In terms of graphics and visuals, nothing’s really changed here. The cell shaded look meant to imitate art from the comics is still beautiful, though it’s pretty low-poly/low-res. New locations are filled with intense character and a fair amount of detail to explore as Lee. Animations are pretty good overall, but they get bogged down by lag as the game processes your decisions. Actually, the lag in this game is worse than in the last, and what makes it so annoying is how it always seems to interrupt pivotal moments in the story. The developers definitely need to address this issue in time for Episode 3.The gameplay’s also pretty similar to Episode 1. You’ll be killing fewer zombies this time around, but the second installment feels more intense right from the start when you have to do something pretty unthinkable to save a life. Controls are the same, with you moving Lee around and using a cursor on the screen to perform actions. There’s the same variety of tasks you’ll have to perform; stuff like clearing dead walkers, tinkering with a generator, searching a closet, etc. Again, as you explore different areas you’ll encounter some irking camera angles and invisible walls. There are also a few childish moments with the puzzles, like how easy it is to get past a certain locked door towards the end of the story. It’s not as bad as having to teach Carly how to put batteries in a radio (from the first episode) but sometimes the puzzles are just too basic and make great characters seem unbelievable.
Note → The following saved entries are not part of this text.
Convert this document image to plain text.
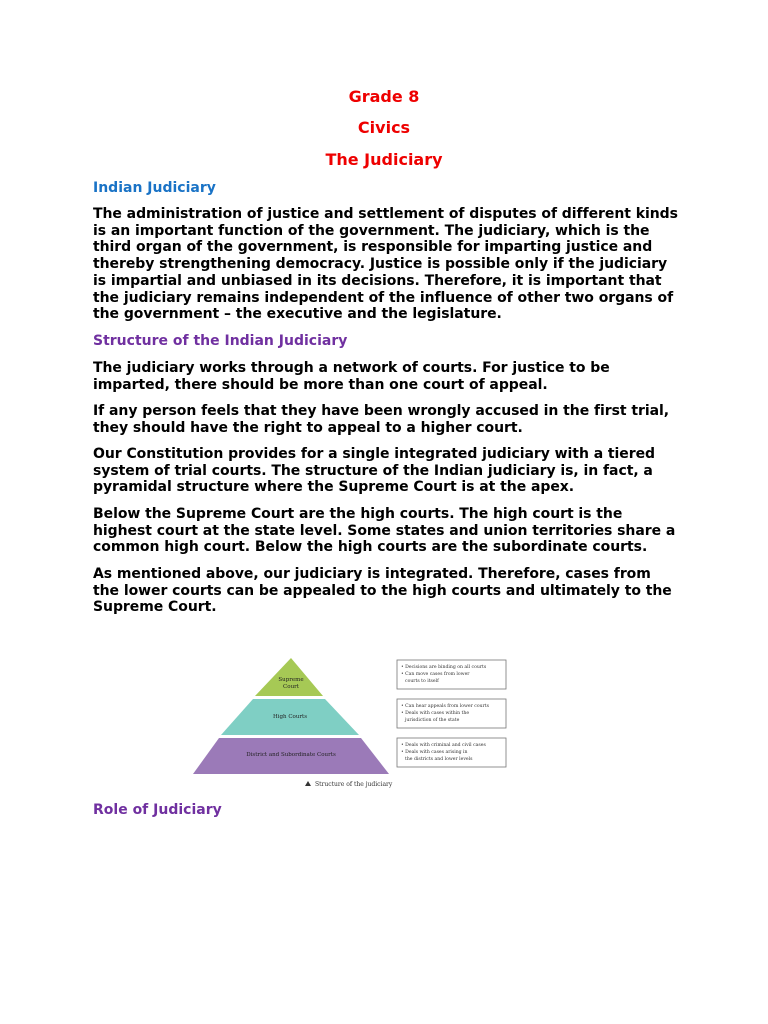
Grade 8
Civics
The Judiciary
Indian Judiciary

The administration of justice and settlement of disputes of different kinds is an important function of the government. The judiciary, which is the third organ of the government, is responsible for imparting justice and thereby strengthening democracy. Justice is possible only if the judiciary is impartial and unbiased in its decisions. Therefore, it is important that the judiciary remains independent of the influence of other two organs of the government – the executive and the legislature.

Structure of the Indian Judiciary

The judiciary works through a network of courts. For justice to be imparted, there should be more than one court of appeal.

If any person feels that they have been wrongly accused in the first trial, they should have the right to appeal to a higher court.

Our Constitution provides for a single integrated judiciary with a tiered system of trial courts. The structure of the Indian judiciary is, in fact, a pyramidal structure where the Supreme Court is at the apex.

Below the Supreme Court are the high courts. The high court is the highest court at the state level. Some states and union territories share a common high court. Below the high courts are the subordinate courts.

As mentioned above, our judiciary is integrated. Therefore, cases from the lower courts can be appealed to the high courts and ultimately to the Supreme Court.

Supreme
Court
High Courts
District and Subordinate Courts
• Decisions are binding on all courts
• Can move cases from lower
courts to itself
• Can hear appeals from lower courts
• Deals with cases within the
jurisdiction of the state
• Deals with criminal and civil cases
• Deals with cases arising in
the districts and lower levels
Structure of the judiciary
Role of Judiciary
Choosing dialogue while a timer counts down still works great, and conversations never feel tedious. Decision making also feels like it actually has an effect, and things never feel entirely one sided; that is to say, you’re never really the good guy or the bad guy in this game, which is perfect given the circumstances in the story. A great example is right at the beginning of the game when you, as Lee, have to ration out the food to members of the group. There’s not enough for everyone and you have to prioritize who gets what. It’s not an easy task, especially if you talk to everybody before deciding.
One thing that should also be mentioned are the glitches I encountered loading up Episode 2. I’d completed Episode 1 with one character chosen over another, but when I booted up Starved for Help for the first time something goofed up and she was dead. Long story short, I had to reload the game and the file a couple of times before all my decisions from the first episode were back and I could be satisfied diving into the new campaign. The thought of losing my version of Lee was a little terrifying (I’m really attached to the decisions I’ve made), but overall the glitchy start wasn’t too big of a hassle. That said, hopefully this isn’t something we’ll be experiencing again mid-August when part 3 comes out.
Episode 2: Starved for Help is just as good as, if not better than, Episode 1. Having tackled exposition superbly in the first installment, Telltale Games is now diving into the juicy, twisted stuff by showing how far people will go to survive. There’s more interaction amongst survivors this time around, and you realize that walkers aren’t the scariest threat in the takeover. Some issues with lag and loading old files are frustrating, but overall this game is completely worth getting. It offers the same great gameplay and controls from Episode 1, and about 3 hours of intense storyline that smoothly continues the game’s overall narrative. There’s also plenty of gore for those fans craving more of it, as well as a few shocking moments that really affect where things are headed in the story.
If you liked part 1, there’s no doubt you should be playing Episode 2. It offers a lot of promise for the rest of the series, and by the end of your first play-through you’ll most likely be itching to get your hands on the next one. I know I am.